To fully reap the benefits of additive manufacturing technologies for part production, it is often necessary to go back to the drawing board to reengineer the part in question and optimize its structure for AM. Fortunately, with state-of-the-art software programs such as ParaMatters’ CogniCAD, redesigning a part for AM doesn’t necessarily entail going back to the literal drawing board.
As ParaMatters recently demonstrated through a collaboration with metal AM company Renishaw and motorcycle manufacturer ECOSSE Moto Works, Inc., it is possible to redesign a part for optimal performance while reducing material usage and weight using autonomous, generative design software such as CogniCAD.
The collaboration in question consisted of updating the design of an upper engine mounting bracket for an ECOSSE motorcycle using ParaMatters’ cognitive software platform and then 3D printing it using Renishaw’s metal powder bed fusion technology. The ultimate goal of the project was to lightweight the bracket part without compromising structural performance.
Thanks in large part to ParaMatters’ topology optimization software tools, the three companies were able to produce the upper engine mounting bracket that was not only 35% lighter than the original part but demonstrated better static and structural performance and similar vibration performance.
The 3D printed part, which was installed into an existing ECOSSE motorcycle, has now been in use for nearly three months and has shown positive results. This, explains ParaMatters’ founder Michael Bogomolny, is something worth emphasizing.
“You don’t see many applications today with topology optimization, generative design and 3D printing which are being used in real applications,” he says. “You see some impressive test cases but not often in a real vehicle. We are one of the first, if not the first, who really implemented it.”
In keeping DfAM in mind, the first step was to evaluate the original upper mounting bracket, its loading scenario and its performance. Once that was done, the team sketched the design space for the new bracket assembly and identified non-design features.
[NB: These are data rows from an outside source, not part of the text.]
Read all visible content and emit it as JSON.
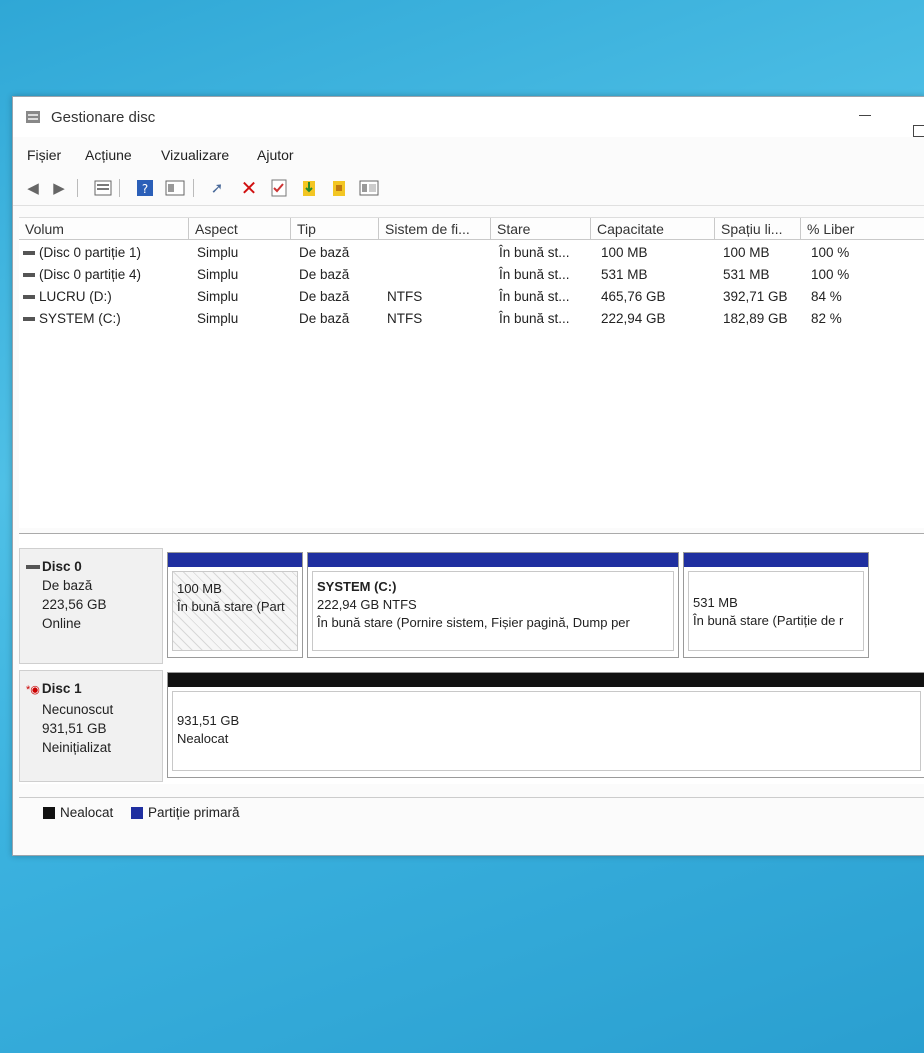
{
  "window": {
    "title": "Gestionare disc"
  },
  "menu": [
    "Fișier",
    "Acțiune",
    "Vizualizare",
    "Ajutor"
  ],
  "toolbar_icons": [
    "back-icon",
    "forward-icon",
    "properties-icon",
    "help-icon",
    "view-icon",
    "connect-icon",
    "delete-icon",
    "check-icon",
    "import-icon",
    "refresh-icon",
    "settings-icon"
  ],
  "columns": [
    "Volum",
    "Aspect",
    "Tip",
    "Sistem de fi...",
    "Stare",
    "Capacitate",
    "Spațiu li...",
    "% Liber"
  ],
  "volumes": [
    {
      "name": "(Disc 0 partiție 1)",
      "aspect": "Simplu",
      "tip": "De bază",
      "fs": "",
      "stare": "În bună st...",
      "capacitate": "100 MB",
      "liber": "100 MB",
      "pct": "100 %"
    },
    {
      "name": "(Disc 0 partiție 4)",
      "aspect": "Simplu",
      "tip": "De bază",
      "fs": "",
      "stare": "În bună st...",
      "capacitate": "531 MB",
      "liber": "531 MB",
      "pct": "100 %"
    },
    {
      "name": "LUCRU (D:)",
      "aspect": "Simplu",
      "tip": "De bază",
      "fs": "NTFS",
      "stare": "În bună st...",
      "capacitate": "465,76 GB",
      "liber": "392,71 GB",
      "pct": "84 %"
    },
    {
      "name": "SYSTEM (C:)",
      "aspect": "Simplu",
      "tip": "De bază",
      "fs": "NTFS",
      "stare": "În bună st...",
      "capacitate": "222,94 GB",
      "liber": "182,89 GB",
      "pct": "82 %"
    }
  ],
  "disk0": {
    "title": "Disc 0",
    "type": "De bază",
    "size": "223,56 GB",
    "status": "Online",
    "partitions": [
      {
        "title": "",
        "line1": "100 MB",
        "line2": "În bună stare (Part"
      },
      {
        "title": "SYSTEM  (C:)",
        "line1": "222,94 GB NTFS",
        "line2": "În bună stare (Pornire sistem, Fișier pagină, Dump per"
      },
      {
        "title": "",
        "line1": "531 MB",
        "line2": "În bună stare (Partiție de r"
      }
    ]
  },
  "disk1": {
    "title": "Disc 1",
    "type": "Necunoscut",
    "size": "931,51 GB",
    "status": "Neinițializat",
    "partition": {
      "line1": "931,51 GB",
      "line2": "Nealocat"
    }
  },
  "legend": [
    {
      "label": "Nealocat",
      "color": "#111111"
    },
    {
      "label": "Partiție primară",
      "color": "#1f2fa0"
    }
  ],
  "colors": {
    "primary_bar": "#1f2fa0",
    "unallocated_bar": "#111111"
  }
}
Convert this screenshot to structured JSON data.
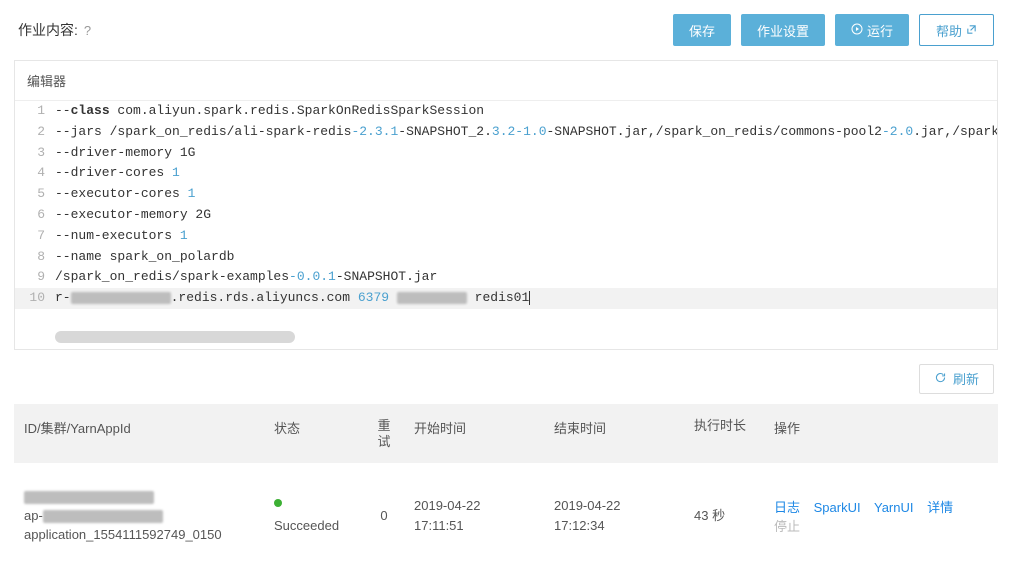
{
  "header": {
    "title": "作业内容:",
    "help_icon": "?",
    "save": "保存",
    "job_settings": "作业设置",
    "run": "运行",
    "help": "帮助"
  },
  "editor": {
    "title": "编辑器",
    "lines": {
      "l1_a": "--",
      "l1_kw": "class",
      "l1_b": " com.aliyun.spark.redis.SparkOnRedisSparkSession",
      "l2_a": "--jars /spark_on_redis/ali-spark-redis",
      "l2_n1": "-2.3.1",
      "l2_b": "-SNAPSHOT_2.",
      "l2_n2": "3.2-1.0",
      "l2_c": "-SNAPSHOT.jar,/spark_on_redis/commons-pool2",
      "l2_n3": "-2.0",
      "l2_d": ".jar,/spark_on_redis/j",
      "l3_a": "--driver-memory 1G",
      "l4_a": "--driver-cores ",
      "l4_n1": "1",
      "l5_a": "--executor-cores ",
      "l5_n1": "1",
      "l6_a": "--executor-memory 2G",
      "l7_a": "--num-executors ",
      "l7_n1": "1",
      "l8_a": "--name spark_on_polardb",
      "l9_a": "/spark_on_redis/spark-examples",
      "l9_n1": "-0.0.1",
      "l9_b": "-SNAPSHOT.jar",
      "l10_a": "r-",
      "l10_b": ".redis.rds.aliyuncs.com ",
      "l10_n1": "6379",
      "l10_c": " ",
      "l10_d": " redis01"
    }
  },
  "refresh": "刷新",
  "table": {
    "head": {
      "id": "ID/集群/YarnAppId",
      "status": "状态",
      "retry": "重试",
      "start": "开始时间",
      "end": "结束时间",
      "duration": "执行时长",
      "ops": "操作"
    },
    "row": {
      "cluster_prefix": "ap-",
      "app_id": "application_1554111592749_0150",
      "status": "Succeeded",
      "retry": "0",
      "start_date": "2019-04-22",
      "start_time": "17:11:51",
      "end_date": "2019-04-22",
      "end_time": "17:12:34",
      "duration": "43 秒",
      "op_log": "日志",
      "op_spark": "SparkUI",
      "op_yarn": "YarnUI",
      "op_detail": "详情",
      "op_stop": "停止"
    }
  }
}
This model was then uploaded into CogniCAD, a cloud-based generative design platform capable of autonomously generating AM-designs using topology optimization, computational geometry and high-performance computing.
Within CogniCAD, the engineers then specified a range of parameters, including print material, design and non-design parts, boundary conditions, load scenarios and overall design goals. In keeping with the original design, aluminum was chosen as the print material and six static and vibration load scenarios were applied to the 3D model.
“The objective was to minimize bracket mass under constraints of fatigue and vibration frequency,” states a press release. “The fatigue constraints were converted to stress constraints with safety factor of 3.0 at least and targeted first natural frequency, considering concentrated masses on the wings, to be larger than 91 Hz.”
Once these parameters were input into CogniCAD, the software began generating a high resolution model (with a discretization of approximately 10 million elements). After just eight hours, the model generation was complete, resulting in an optimized, watertight and fully 3D printable bracket design.
Of course, a few other design considerations had to be taken into account. For one, the engineering team had to ensure that the 3D printed part would fit into the existing motorcycle assembly, even after post-processing.
Bogolmony explains: “Because of the need for post-processing, we intentionally designed holes slightly smaller than they should be and in a diamond shape to eliminate the need for supports. After Renishaw printed the part, the holes were post-machined and the part was installed in the motorcycle and it fit very well.”
The bracket itself was 3D printed by Renishaw using their AM400 3D printer and AlSi10Mg material. With a layer thickness of 30 microns and no heat treatment, the part took under 30 hours to manufacture. Once the 3D printed upper engine mounting bracket was delivered, it was tested for fit before being media blasted, painted and installed.
In terms of optimization, the bracket was 35% lighter than the original part and had a maximum stress reduction of 20%. Bogolmony adds that the part could have been even lighter and stayed within initial stress constraints, but ECOSSE opted for tighter constraints.